Este domingo, River empató 0-0 con Vélez en la última fecha de la fase regular del Torneo Clausura 2025. En la recta final, el equipo de Núñez no depende solo de sí mismo para meterse en la Copa Libertadores 2026 y necesita una combinación de resultados para no quedar fuera del máximo torneo continental.
El Millonario, que ya llegaba con pocas chances de escalar en la Tabla Anual, confirmó que terminará el año en el cuarto lugar y afuera de los puestos de clasificación a la Libertadores del próximo año.
Para acceder al certamen más importante del continente, le quedan disponibles dos vías: ganar el Torneo Clausura o que el campeón sea uno de los equipos que terminó arriba suyo en la Tabla Anual.

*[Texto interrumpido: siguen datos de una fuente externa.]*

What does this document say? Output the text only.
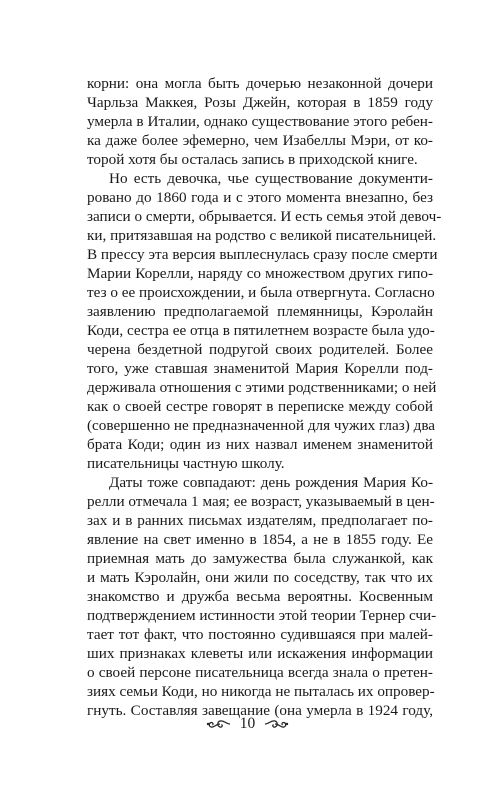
корни: она могла быть дочерью незаконной дочери
Чарльза Маккея, Розы Джейн, которая в 1859 году
умерла в Италии, однако существование этого ребен-
ка даже более эфемерно, чем Изабеллы Мэри, от ко-
торой хотя бы осталась запись в приходской книге.
Но есть девочка, чье существование документи-
ровано до 1860 года и с этого момента внезапно, без
записи о смерти, обрывается. И есть семья этой девоч-
ки, притязавшая на родство с великой писательницей.
В прессу эта версия выплеснулась сразу после смерти
Марии Корелли, наряду со множеством других гипо-
тез о ее происхождении, и была отвергнута. Согласно
заявлению предполагаемой племянницы, Кэролайн
Коди, сестра ее отца в пятилетнем возрасте была удо-
черена бездетной подругой своих родителей. Более
того, уже ставшая знаменитой Мария Корелли под-
держивала отношения с этими родственниками; о ней
как о своей сестре говорят в переписке между собой
(совершенно не предназначенной для чужих глаз) два
брата Коди; один из них назвал именем знаменитой
писательницы частную школу.
Даты тоже совпадают: день рождения Мария Ко-
релли отмечала 1 мая; ее возраст, указываемый в цен-
зах и в ранних письмах издателям, предполагает по-
явление на свет именно в 1854, а не в 1855 году. Ее
приемная мать до замужества была служанкой, как
и мать Кэролайн, они жили по соседству, так что их
знакомство и дружба весьма вероятны. Косвенным
подтверждением истинности этой теории Тернер счи-
тает тот факт, что постоянно судившаяся при малей-
ших признаках клеветы или искажения информации
о своей персоне писательница всегда знала о претен-
зиях семьи Коди, но никогда не пыталась их опровер-
гнуть. Составляя завещание (она умерла в 1924 году,
10
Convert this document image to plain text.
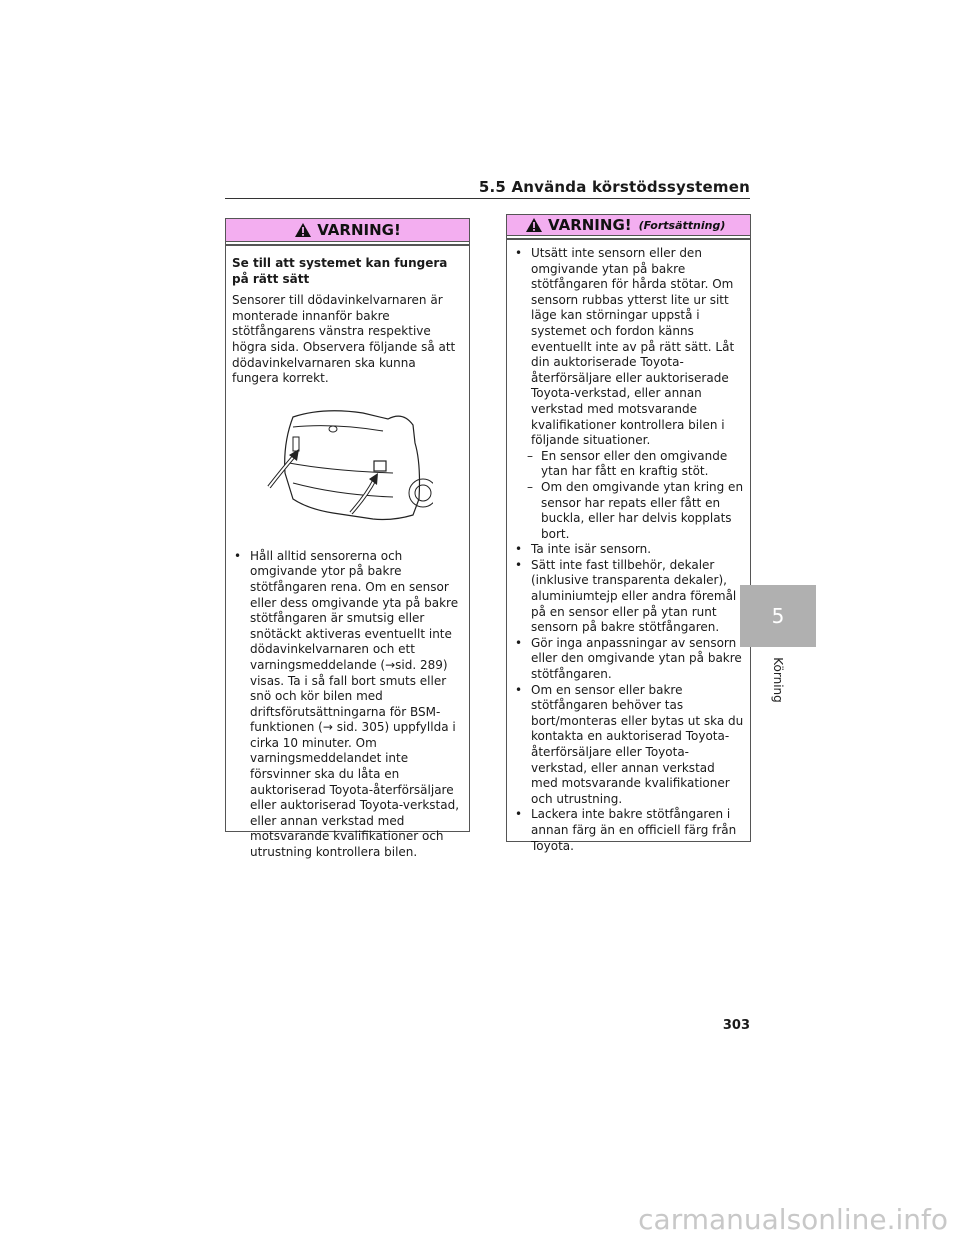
5.5 Använda körstödssystemen
VARNING!
Se till att systemet kan fungera på rätt sätt
Sensorer till dödavinkelvarnaren är monterade innanför bakre stötfångarens vänstra respektive högra sida. Observera följande så att dödavinkelvarnaren ska kunna fungera korrekt.
• Håll alltid sensorerna och omgivande ytor på bakre stötfångaren rena. Om en sensor eller dess omgivande yta på bakre stötfångaren är smutsig eller snötäckt aktiveras eventuellt inte dödavinkelvarnaren och ett varningsmeddelande (→sid. 289) visas. Ta i så fall bort smuts eller snö och kör bilen med driftsförutsättningarna för BSM-funktionen (→ sid. 305) uppfyllda i cirka 10 minuter. Om varningsmeddelandet inte försvinner ska du låta en auktoriserad Toyota-återförsäljare eller auktoriserad Toyota-verkstad, eller annan verkstad med motsvarande kvalifikationer och utrustning kontrollera bilen.
VARNING! (Fortsättning)
• Utsätt inte sensorn eller den omgivande ytan på bakre stötfångaren för hårda stötar. Om sensorn rubbas ytterst lite ur sitt läge kan störningar uppstå i systemet och fordon känns eventuellt inte av på rätt sätt. Låt din auktoriserade Toyota-återförsäljare eller auktoriserade Toyota-verkstad, eller annan verkstad med motsvarande kvalifikationer kontrollera bilen i följande situationer.
– En sensor eller den omgivande ytan har fått en kraftig stöt.
– Om den omgivande ytan kring en sensor har repats eller fått en buckla, eller har delvis kopplats bort.
• Ta inte isär sensorn.
• Sätt inte fast tillbehör, dekaler (inklusive transparenta dekaler), aluminiumtejp eller andra föremål på en sensor eller på ytan runt sensorn på bakre stötfångaren.
• Gör inga anpassningar av sensorn eller den omgivande ytan på bakre stötfångaren.
• Om en sensor eller bakre stötfångaren behöver tas bort/monteras eller bytas ut ska du kontakta en auktoriserad Toyota-återförsäljare eller Toyota-verkstad, eller annan verkstad med motsvarande kvalifikationer och utrustning.
• Lackera inte bakre stötfångaren i annan färg än en officiell färg från Toyota.
5
Körning
303
carmanualsonline.info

Si se da la primera opción, River jugará la fase de grupos de la Libertadores 2026 sin tener que pasar por la fase previa. Si ocurre la segunda y el campeón es Rosario Central, Boca o Argentinos Juniors, se liberará el cupo de repechaje para el equipo de Marcelo Gallardo.
Por el momento, River estaría logrando la clasificación a la Copa Sudamericana 2026.
La bronca de Gallardo por el rendimiento de River
Tras el empate de River en Liniers, la conferencia de prensa ocurrió con cierta normalidad hasta que llegó la última pregunta, vinculada a si Gallardo mantenía la misma “autoexigencia” que en su primer ciclo.
La reacción fue inmediata. El técnico contestó con firmeza: “¿De verdad creés que no tengo autoexigencia con mi trabajo? ¿Vos me conocés? Yo me hago cargo del funcionamiento del equipo. No lo voy a permitir”, lanzó, molesto por lo que consideró una insinuación fuera de lugar.
Gallardo remarcó que su compromiso con River está fuera de discusión, que acepta cada crítica vinculada al mal juego y que no niega la realidad. “Decir que jugamos mal, perfecto. Pero sobre mi convicción no”, agregó. El gesto marcó el clima de una conferencia cargada de frustración por el presente del equipo.